Par contre, le nombre des ministres a, quant à lui,    augmenté progressivement. Forcément, puisqu'il ne concerne plus directement la représentativité du peuple mais le besoin de régner d'élus qui font abstraction de ces mêmes électeurs dès qu'ils n'ont plus besoin de lui à court terme.

Le 23ème gouvernement (12ème Knesset) comptait 21 ministres, plus 6 sans portefeuille, et le 24ème (12ème Knesset, Shamir) en comptait 22, plus un sans portefeuille. Le nouveau poste fut celui du ministre des Affaires de Jérusalem.

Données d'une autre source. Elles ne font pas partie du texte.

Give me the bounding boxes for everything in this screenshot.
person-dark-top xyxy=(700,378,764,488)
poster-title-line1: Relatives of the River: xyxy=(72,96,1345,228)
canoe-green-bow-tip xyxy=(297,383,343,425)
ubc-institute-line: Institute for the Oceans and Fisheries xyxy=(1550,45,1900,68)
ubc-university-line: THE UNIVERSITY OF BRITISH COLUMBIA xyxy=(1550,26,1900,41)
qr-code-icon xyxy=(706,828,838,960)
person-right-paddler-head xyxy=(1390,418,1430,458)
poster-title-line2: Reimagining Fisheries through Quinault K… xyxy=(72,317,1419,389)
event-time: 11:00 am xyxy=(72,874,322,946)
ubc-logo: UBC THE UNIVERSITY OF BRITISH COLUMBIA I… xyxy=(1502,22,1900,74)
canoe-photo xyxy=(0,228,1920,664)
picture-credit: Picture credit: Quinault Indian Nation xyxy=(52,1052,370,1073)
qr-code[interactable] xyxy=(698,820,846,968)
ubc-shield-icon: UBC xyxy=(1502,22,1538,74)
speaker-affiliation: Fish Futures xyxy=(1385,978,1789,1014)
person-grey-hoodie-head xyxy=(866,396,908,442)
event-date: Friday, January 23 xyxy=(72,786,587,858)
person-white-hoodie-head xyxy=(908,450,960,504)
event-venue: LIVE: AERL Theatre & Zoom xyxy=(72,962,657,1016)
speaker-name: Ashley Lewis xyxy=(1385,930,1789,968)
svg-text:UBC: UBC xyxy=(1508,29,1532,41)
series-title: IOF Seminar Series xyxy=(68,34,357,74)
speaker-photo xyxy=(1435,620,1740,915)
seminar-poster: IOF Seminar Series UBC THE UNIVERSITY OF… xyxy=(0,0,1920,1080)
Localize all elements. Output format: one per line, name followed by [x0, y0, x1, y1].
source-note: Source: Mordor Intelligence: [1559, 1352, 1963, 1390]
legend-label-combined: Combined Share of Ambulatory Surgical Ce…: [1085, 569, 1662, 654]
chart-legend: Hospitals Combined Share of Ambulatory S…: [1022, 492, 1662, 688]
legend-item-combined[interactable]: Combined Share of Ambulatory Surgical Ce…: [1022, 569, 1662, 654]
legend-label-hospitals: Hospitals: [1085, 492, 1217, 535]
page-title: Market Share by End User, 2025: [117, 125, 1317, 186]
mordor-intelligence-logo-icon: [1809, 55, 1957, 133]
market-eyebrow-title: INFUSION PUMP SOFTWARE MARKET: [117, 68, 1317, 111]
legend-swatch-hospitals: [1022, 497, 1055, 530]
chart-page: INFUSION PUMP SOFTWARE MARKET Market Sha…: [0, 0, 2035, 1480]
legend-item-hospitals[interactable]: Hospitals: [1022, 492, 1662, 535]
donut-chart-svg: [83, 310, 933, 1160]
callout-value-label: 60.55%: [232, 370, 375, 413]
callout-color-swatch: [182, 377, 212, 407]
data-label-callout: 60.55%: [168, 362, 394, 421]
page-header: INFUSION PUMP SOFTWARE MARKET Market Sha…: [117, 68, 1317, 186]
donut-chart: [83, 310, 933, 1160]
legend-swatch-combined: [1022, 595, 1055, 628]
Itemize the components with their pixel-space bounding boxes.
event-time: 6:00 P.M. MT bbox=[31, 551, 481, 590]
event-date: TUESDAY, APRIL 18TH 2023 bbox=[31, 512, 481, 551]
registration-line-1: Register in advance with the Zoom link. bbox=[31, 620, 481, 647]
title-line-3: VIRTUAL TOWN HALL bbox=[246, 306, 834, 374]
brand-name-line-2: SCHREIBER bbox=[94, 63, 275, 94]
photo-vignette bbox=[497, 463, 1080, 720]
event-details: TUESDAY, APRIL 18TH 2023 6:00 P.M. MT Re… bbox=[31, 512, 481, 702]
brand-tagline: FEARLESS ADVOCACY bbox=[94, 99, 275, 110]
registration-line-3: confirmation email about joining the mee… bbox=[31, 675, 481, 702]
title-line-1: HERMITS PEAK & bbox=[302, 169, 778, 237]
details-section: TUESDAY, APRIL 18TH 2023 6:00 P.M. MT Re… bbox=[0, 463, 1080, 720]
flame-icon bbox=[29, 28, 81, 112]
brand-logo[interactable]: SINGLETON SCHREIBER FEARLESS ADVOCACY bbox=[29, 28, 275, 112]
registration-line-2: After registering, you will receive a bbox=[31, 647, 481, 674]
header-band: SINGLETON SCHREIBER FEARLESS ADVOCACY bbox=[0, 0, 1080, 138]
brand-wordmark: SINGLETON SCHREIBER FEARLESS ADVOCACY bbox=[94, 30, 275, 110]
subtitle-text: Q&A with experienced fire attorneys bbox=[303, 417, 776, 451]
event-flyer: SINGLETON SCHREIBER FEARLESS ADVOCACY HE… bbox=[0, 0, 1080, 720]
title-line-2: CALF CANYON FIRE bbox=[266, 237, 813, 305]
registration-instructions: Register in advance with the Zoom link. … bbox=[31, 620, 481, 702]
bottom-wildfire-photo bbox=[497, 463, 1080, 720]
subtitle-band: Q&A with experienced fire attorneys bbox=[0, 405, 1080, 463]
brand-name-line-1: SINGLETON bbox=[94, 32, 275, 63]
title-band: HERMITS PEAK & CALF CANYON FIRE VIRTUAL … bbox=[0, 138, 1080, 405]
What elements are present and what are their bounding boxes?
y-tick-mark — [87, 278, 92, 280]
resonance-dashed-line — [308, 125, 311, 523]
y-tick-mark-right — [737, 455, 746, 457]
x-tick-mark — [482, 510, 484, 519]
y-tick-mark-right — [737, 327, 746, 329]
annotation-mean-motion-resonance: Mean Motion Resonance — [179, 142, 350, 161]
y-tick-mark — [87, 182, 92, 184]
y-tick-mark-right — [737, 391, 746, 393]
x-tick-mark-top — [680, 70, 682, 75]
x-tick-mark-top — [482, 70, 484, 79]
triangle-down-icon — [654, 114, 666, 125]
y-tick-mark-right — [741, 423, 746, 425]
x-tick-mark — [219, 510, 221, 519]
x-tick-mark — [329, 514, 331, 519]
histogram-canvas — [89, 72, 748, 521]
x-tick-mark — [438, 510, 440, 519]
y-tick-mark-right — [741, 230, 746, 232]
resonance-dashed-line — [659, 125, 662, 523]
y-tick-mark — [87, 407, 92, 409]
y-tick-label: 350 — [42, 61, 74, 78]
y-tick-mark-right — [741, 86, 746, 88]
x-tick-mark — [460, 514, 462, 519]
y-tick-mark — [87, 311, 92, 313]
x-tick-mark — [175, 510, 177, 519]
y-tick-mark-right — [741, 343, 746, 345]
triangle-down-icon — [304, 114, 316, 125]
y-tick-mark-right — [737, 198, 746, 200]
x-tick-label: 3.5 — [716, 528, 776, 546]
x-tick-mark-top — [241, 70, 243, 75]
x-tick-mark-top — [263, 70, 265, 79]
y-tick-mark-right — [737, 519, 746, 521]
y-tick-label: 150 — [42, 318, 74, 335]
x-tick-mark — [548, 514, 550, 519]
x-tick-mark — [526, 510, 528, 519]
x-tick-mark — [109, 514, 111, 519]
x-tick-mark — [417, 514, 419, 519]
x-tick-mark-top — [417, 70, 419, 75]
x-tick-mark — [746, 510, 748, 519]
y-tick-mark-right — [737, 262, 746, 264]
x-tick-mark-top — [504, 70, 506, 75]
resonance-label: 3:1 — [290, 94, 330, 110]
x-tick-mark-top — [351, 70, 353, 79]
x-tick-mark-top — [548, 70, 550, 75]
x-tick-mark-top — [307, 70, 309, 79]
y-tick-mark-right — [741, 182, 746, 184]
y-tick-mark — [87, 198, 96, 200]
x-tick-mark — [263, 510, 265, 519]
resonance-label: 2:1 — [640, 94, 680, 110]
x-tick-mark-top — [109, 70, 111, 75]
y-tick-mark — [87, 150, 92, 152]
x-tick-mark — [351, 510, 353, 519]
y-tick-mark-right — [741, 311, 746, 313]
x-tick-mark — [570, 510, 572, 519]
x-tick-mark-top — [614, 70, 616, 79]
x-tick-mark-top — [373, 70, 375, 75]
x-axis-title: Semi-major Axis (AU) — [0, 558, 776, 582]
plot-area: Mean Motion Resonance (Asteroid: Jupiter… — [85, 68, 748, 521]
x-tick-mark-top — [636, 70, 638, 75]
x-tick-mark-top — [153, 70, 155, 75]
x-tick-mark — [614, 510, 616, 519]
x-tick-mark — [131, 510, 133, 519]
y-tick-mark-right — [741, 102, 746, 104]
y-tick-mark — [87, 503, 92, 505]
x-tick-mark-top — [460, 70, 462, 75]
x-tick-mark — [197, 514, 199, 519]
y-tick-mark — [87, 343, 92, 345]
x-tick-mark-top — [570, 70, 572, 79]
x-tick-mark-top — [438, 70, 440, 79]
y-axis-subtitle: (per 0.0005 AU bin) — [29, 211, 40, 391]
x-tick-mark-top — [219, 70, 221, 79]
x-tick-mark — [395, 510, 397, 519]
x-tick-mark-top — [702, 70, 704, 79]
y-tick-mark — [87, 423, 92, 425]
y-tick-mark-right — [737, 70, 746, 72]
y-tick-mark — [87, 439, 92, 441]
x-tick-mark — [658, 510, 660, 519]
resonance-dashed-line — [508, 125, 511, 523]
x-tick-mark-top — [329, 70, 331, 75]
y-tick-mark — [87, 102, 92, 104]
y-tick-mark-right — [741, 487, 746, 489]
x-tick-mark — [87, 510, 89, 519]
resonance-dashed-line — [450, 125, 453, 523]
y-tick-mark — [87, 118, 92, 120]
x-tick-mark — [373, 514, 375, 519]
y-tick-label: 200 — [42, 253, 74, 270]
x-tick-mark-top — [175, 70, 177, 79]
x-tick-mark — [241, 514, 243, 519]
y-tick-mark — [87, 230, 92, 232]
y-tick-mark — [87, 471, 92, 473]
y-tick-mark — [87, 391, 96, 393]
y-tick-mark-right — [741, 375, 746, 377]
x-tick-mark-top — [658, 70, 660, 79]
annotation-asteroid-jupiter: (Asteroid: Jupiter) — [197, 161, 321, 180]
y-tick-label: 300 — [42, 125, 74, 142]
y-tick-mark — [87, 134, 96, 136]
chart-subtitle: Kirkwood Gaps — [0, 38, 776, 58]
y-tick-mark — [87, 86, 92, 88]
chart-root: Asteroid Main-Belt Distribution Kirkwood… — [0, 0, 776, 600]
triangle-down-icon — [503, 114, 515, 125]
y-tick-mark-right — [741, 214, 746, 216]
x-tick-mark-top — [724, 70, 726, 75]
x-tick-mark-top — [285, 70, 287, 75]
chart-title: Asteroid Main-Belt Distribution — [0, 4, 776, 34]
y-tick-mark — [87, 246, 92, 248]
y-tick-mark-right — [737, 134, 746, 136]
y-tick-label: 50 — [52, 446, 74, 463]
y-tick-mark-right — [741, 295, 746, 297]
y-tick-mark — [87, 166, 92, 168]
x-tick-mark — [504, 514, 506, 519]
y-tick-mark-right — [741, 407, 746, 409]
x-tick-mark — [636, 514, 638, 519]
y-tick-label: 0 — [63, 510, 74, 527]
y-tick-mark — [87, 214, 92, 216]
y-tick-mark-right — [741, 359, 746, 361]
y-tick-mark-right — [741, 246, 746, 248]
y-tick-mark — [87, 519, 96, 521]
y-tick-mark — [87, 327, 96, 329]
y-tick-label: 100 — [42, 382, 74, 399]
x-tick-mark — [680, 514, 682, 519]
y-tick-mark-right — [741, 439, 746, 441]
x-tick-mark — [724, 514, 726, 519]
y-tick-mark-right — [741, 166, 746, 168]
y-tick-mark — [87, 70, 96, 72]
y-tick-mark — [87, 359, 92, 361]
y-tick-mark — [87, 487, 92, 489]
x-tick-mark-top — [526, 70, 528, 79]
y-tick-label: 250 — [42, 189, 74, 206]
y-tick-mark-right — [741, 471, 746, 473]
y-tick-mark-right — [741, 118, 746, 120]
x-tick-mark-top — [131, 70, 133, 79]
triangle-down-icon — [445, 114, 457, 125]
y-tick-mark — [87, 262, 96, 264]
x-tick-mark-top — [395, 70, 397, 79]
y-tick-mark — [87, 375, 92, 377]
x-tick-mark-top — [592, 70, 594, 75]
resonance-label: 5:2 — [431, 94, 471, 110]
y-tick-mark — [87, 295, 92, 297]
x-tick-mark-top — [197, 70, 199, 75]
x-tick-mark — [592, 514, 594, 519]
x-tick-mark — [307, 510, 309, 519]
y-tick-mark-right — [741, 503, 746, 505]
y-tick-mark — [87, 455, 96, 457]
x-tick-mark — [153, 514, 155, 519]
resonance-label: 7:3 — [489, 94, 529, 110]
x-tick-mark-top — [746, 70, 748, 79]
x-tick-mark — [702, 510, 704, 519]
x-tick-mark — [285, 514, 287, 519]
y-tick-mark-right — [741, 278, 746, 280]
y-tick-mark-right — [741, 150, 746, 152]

La 14ème Knesset (27ème gvnt), en 1996 avec Netanyahou, compte toujours 22 ministres, si on omet le nouveau ministre préposé au secteur arabe, Moshé Katzav. Mais voyons ce que fait le Premier ministre du 28ème gouvernement, Ehoud Barak. (15ème Knesset). Il fait passer à 25 le nombre des ministères, tractations obligent, puisqu'il n'avait pas assez de postes pour tout le monde.

Sur l'heure, Netanyahou vient donc de mettre la présidente d'un parti de 6 députés à la tête d'un ministère de taille, puisqu'il s'agit de celui de la Justice. Il n'en est pas à sa première expérience dans ce domaine. Ehoud Barak avait gardé le poste de ministre de la Défense – n'oublions pas que c'est lui qui (ne) signe (pas) les autorisations de construire dans toute la région de Jérusalem libérée à la guerre des Six jours et de la Judée et Samarie, pour les Juifs, bien sûr, les autres n'en ayant pas besoin – après s'être retrouvé à la tête d'un parti de 5 députés, Atsmaout.

L'avenir nous dira, s'il y parvient, de quelle manière Netanyahou aura formé sa nouvelle coalition, qui doit être la plus large possible, et qui, si on reprend les termes de la conférence de presse de ce soir, ne semble pas devoir suivre la voie des pionniers du recouvrement d'Israël de ses droits ancestraux sur sa terre, ni se conformer à la charte et aux principes du Likoud, puisqu'il a réitéré son intention du fameux discours de Bar-Ilan.